The newly restored instalment of At Last the 1948 Show is one of the most significant finds in the decades-long trawl for lost programmes provoked by the BBC and ITV's mass junking of archive material in the 1970s.

Credited with pioneering the meandering satirical sketches that were to become Monty Python's trademark, it was the first series to bring together the architects of that show, John Cleese and the late Graham Chapman.

It also inspired some of the Pythons' most enduring sketches, notably the "Four Yorkshiremen" routine that was one of the highlights of their live performances. The popular set-piece featured Chapman, Michael Palin, Terry Jones and Eric Idle as flat-cap-wearing northerners who try to outdo each other with their tales of childhood hardship and abuse.

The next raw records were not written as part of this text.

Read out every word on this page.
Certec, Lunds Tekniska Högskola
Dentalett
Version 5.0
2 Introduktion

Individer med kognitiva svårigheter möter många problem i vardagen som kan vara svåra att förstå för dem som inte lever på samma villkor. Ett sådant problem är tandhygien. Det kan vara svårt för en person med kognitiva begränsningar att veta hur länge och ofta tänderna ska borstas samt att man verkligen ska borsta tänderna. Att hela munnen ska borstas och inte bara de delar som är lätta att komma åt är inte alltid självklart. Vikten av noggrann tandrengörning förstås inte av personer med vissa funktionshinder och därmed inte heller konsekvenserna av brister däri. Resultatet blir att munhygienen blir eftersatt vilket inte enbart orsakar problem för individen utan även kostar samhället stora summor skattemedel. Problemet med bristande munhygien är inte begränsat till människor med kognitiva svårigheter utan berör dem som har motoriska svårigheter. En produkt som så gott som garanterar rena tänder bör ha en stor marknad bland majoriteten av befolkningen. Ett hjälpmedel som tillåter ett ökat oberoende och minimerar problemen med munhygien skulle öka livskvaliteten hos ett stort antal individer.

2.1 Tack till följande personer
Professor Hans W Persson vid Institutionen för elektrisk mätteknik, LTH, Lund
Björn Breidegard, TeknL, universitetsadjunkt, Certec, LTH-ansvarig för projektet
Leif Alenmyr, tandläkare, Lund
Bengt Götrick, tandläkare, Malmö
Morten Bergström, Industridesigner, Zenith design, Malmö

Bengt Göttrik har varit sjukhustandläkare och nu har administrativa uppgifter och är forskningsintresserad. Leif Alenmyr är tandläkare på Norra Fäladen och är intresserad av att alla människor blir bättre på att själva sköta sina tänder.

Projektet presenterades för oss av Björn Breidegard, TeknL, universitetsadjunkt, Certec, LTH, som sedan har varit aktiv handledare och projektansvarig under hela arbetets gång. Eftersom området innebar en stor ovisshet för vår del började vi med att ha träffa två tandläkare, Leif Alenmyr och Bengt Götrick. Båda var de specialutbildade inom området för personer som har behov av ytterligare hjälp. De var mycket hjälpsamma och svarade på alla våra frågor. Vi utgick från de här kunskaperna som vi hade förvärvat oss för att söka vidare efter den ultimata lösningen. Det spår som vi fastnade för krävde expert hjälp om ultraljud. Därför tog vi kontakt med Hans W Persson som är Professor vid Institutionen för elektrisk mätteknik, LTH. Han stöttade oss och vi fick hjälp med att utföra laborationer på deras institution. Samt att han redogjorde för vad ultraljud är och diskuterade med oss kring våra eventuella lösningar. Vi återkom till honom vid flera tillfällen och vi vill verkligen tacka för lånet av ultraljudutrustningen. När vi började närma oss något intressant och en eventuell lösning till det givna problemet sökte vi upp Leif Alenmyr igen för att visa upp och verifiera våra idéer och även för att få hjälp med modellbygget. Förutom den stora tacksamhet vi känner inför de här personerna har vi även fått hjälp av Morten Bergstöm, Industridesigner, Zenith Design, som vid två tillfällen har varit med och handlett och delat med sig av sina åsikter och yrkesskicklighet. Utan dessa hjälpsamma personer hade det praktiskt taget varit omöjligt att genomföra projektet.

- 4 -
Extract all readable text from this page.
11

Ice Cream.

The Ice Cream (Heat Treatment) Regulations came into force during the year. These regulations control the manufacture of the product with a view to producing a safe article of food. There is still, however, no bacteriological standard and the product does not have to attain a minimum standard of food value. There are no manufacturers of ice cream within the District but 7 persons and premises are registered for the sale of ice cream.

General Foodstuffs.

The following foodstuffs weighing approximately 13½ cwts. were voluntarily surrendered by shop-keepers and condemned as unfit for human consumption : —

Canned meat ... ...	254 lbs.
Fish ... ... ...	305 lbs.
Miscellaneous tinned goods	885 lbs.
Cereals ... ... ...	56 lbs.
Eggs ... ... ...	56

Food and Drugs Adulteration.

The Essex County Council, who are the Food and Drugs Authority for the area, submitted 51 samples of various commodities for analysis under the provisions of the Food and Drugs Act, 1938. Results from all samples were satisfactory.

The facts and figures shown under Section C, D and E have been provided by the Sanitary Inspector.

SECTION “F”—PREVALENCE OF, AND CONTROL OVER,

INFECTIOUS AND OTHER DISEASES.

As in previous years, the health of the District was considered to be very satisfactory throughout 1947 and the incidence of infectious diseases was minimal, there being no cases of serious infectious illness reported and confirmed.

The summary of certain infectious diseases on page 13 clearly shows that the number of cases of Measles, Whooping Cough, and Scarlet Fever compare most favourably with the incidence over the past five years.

Tim Brooke-Taylor, who, with the late Marty Feldman, made up the third and fourth Yorkshiremen in the original At Last the 1948 Show sketch, has welcomed news of the episode's rediscovery. However, he confessed to being annoyed that his absence from the Python line-up meant he never received the credit he deserved for helping to devise the moaning northerners.

"I've always been slightly irritated that, over the years, I never got any credit for the Four Yorkshiremen," he said. "It's very irritating. Everyone talks about the Pythons when it comes to that sketch, but they never actually did it on TV. Graham asked me if they could use it one day, and they did it at the Hollywood Bowl, but ever since people have associated it with them."

The "rediscovered" episode has been made fit for broadcast by the British Film Institute following an extraordinary restoration process achieved through a mix of tenacity, technical expertise and sheer serendipity.

It began when a private collector contacted the BFI to offer it an audio copy of an episode of At Last the 1948 Show that he had recorded on its first broadcast in 1967. By sheer chance, all but one of the scenes from the programme were included on a ropy compilation tape retrieved from a Swedish TV company, enabling the restoration team to overlay the soundtrack on the original images.

After a feverish trawl through foreign archives, the final missing sketch from the episode was miraculously discovered on a trailer broadcast more than 30 years ago in Australia. As a result, it was eventually possible to reconstruct the entire programme.

The episode will now be shown on BBC4 over the Christmas period, following a documentary about the ongoing worldwide hunt for missing archive comedy shows. In an interview in the film, Missing: Believed Wiped, Cleese condemns the "stupid" actions of broadcasters who were happy to wipe unique comedies and dramas while keeping copies of game shows and current affairs series.

"I've always found it astonishing that people could have wiped these shows," he says. "When I heard that the 1948 Show had been wiped, I kind of gave up. I mean you've got a show with Marty Feldman, Graham Chapman, me and Tim Brooke-Taylor and the answer is that it took up too much space. Can you imagine? What a pathetic argument."

To Brooke-Taylor, the 1948 Show bears as much of a relationship to his later comedy hit, The Goodies, currently undergoing a critical reappraisal after years of being derided as a poor man's Python, as it does to that series.

"Sketches had been tried before on The Frost Report, but the 1948 Show experimented with how to end them in an interesting way," he said. "In Monty Python, they just had a character coming in and saying, 'this is boring, let's do something else'. In The Goodies we got over this problem by just turning whole episodes into stories."

Among the other recently rediscovered comedy gems to be shown alongside At Last the 1948 Show, on 28 December, will be the first ever episode of Till Death Us Do Part. A one-off Spike Milligan experiment called A Series of Unrelated Incidents, and the only surviving episode of Morecambe and Wise's first series for the BBC will also be screened.